On est en droit de se demander si le problème ne vient pas tout simplement de l’équipe recrutée par le studio pour créer l’univers étendu. En effet, si les arches narratives principales du Dark Universe ont été établies par des scénaristes aguerris en matière de blockbuster comme Kurtzman et Morgan, il n’est demeure pas moins que le choix de ces deux professionnels comme « showrunners » de la franchise a de quoi faire se lever plus d’un sourcil circonspect. En se fiant à leurs carrières respectives, on pouvait déjà deviner la tournure que prendrait La Momie, et effectivement à l’arrivée, le pool scénaristique a livré au studio le produit consensuel, aussi rapidement consommable que digérable, répondant au cahier de charges imposé par les producteurs.
Pourtant si Universal voulait placer des valeurs sûres à la tête du projet, il pouvait miser sur des réalisateurs emblématiques du genre fantastiques, au lieu de scénaristes contraints de composer avec les exigences du studio. Dans le processus créatif des blockbusters actuels, les décideurs se préoccupent de choisir des acteurs célèbres, des producteurs exécutifs et des directeurs artistiques chevronnés, et des scénaristes parés à exploiter une franchise, à triturer ses différentes composantes, comme des publicitaires triturant l’ADN d’une marque. On n’oublie pas un poste important dans le processus créatif ? On oublie le réalisateur, qui en principe doit donner une âme au film, et le Dark Universe a bien besoin d’une âme s’il veut se démarquer des autres univers étendus, ou tout simplement du tout-venant de la production hollywoodienne. Il y avait là une occasion parfaite pour Universal s’il avait voulu se rappeler et rappeler au public, qu’à la base c’est une major, et pas simplement un pourvoyeur de produits commerciaux.

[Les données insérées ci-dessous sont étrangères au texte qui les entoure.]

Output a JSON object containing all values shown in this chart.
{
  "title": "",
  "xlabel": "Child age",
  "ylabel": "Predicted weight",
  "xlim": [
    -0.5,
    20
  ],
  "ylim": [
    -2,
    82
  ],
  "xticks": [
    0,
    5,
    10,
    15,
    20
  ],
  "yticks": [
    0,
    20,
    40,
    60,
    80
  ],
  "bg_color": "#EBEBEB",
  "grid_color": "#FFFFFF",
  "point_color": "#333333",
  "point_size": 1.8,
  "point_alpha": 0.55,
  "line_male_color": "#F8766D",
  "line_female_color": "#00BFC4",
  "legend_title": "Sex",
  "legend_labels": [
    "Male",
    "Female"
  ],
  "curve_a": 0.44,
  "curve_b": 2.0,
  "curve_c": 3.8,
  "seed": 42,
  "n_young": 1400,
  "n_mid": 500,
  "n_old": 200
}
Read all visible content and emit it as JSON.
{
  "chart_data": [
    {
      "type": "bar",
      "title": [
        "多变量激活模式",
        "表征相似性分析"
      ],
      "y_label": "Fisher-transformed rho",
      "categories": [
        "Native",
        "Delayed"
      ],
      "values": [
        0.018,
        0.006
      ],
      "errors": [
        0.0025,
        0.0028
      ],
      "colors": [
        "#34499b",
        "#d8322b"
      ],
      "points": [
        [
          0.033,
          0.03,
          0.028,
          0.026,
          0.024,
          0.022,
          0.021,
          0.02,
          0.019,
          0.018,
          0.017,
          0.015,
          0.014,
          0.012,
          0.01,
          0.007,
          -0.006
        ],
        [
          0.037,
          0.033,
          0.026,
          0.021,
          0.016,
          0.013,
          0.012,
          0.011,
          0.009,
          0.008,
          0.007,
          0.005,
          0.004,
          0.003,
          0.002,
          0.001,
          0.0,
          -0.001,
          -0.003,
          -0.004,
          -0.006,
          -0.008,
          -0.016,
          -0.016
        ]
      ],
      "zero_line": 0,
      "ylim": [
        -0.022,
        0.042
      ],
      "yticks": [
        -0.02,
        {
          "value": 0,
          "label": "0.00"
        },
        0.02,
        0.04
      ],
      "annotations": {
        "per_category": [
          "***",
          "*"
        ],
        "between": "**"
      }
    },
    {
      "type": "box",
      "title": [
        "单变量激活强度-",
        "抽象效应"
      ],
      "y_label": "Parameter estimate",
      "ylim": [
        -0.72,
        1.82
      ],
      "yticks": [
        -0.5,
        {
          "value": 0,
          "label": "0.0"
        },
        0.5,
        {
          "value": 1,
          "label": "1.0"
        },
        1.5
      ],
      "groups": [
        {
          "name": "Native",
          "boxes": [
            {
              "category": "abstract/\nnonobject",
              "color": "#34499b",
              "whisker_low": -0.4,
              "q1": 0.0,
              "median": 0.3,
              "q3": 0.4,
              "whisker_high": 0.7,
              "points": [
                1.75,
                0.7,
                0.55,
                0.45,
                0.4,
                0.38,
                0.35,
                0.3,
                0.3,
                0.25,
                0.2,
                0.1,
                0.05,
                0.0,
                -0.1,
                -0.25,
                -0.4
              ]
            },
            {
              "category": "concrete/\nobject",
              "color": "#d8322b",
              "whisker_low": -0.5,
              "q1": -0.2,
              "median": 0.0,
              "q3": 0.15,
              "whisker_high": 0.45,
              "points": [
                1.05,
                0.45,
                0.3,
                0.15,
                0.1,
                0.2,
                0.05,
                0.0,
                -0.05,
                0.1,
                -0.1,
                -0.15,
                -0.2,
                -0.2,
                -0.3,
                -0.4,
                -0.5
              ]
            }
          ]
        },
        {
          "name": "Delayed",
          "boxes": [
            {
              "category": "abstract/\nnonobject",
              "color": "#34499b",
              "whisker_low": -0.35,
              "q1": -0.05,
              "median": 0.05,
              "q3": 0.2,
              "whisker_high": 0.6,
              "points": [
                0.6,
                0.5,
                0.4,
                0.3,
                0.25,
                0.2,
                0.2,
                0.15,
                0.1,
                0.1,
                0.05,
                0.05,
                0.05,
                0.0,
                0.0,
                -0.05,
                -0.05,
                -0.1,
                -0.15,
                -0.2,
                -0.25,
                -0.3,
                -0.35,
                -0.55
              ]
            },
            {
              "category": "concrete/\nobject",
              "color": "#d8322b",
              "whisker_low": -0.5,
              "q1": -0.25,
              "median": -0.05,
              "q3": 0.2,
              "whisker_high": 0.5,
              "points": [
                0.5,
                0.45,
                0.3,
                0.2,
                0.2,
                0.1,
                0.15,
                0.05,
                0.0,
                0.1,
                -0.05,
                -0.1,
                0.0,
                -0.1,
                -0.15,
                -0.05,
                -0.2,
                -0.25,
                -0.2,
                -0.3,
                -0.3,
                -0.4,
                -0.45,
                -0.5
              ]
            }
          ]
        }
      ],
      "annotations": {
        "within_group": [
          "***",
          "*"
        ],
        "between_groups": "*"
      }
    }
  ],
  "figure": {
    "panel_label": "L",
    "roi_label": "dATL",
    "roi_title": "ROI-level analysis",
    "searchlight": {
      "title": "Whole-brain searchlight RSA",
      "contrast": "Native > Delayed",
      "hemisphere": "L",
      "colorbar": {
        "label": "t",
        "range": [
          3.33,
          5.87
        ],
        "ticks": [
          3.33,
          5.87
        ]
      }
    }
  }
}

On peut ainsi s’imaginer à quoi aurait pu ressembler le Dark Universe s’il avait été confié à des cinéastes, qui non seulement ont gagné leurs galons en matière de cinéma à grand spectacle, mais ont également prouvé leur amour et leur maîtrise du fantastique au cours de leurs carrières respectives.
LA MOMIE d’ALEX PROYAS

LA FIANCÉE DE FRANKENSTEIN de GUILLERMO DEL TORO

L’HOMME INVISIBLE de SANG-HO YEON

DRACULA de JUAN ANTONIO BAYONA

LE LOUP-GAROU de CHRISTOPHE GANS

L’ÉTRANGE CRÉATURE DU LAC NOIR de ANDRÉS MUSCHIETTI

LE FANTÔME DE L’OPERA de TIM BURTON

Alors certes, cette liste ne règle pas la question de l’univers étendu, et on peut imaginer la difficulté à créer des connexions entre les films, s’ils présentent chacun un univers différent, reflet de la psyché de chaque cinéaste. Il serait peut-être plus judicieux d’envisager le Dark Universe comme un label, une collection de films fantastiques spectaculaires. En tout cas, en faisant un tour d’horizon mondial des cinéastes étiquetés « cinéma de genre », on peut s’amuser à constituer la dream team que Universal devrait engager pour faire honneur à l’héritage fantastique et horrifique des Universal Monsters.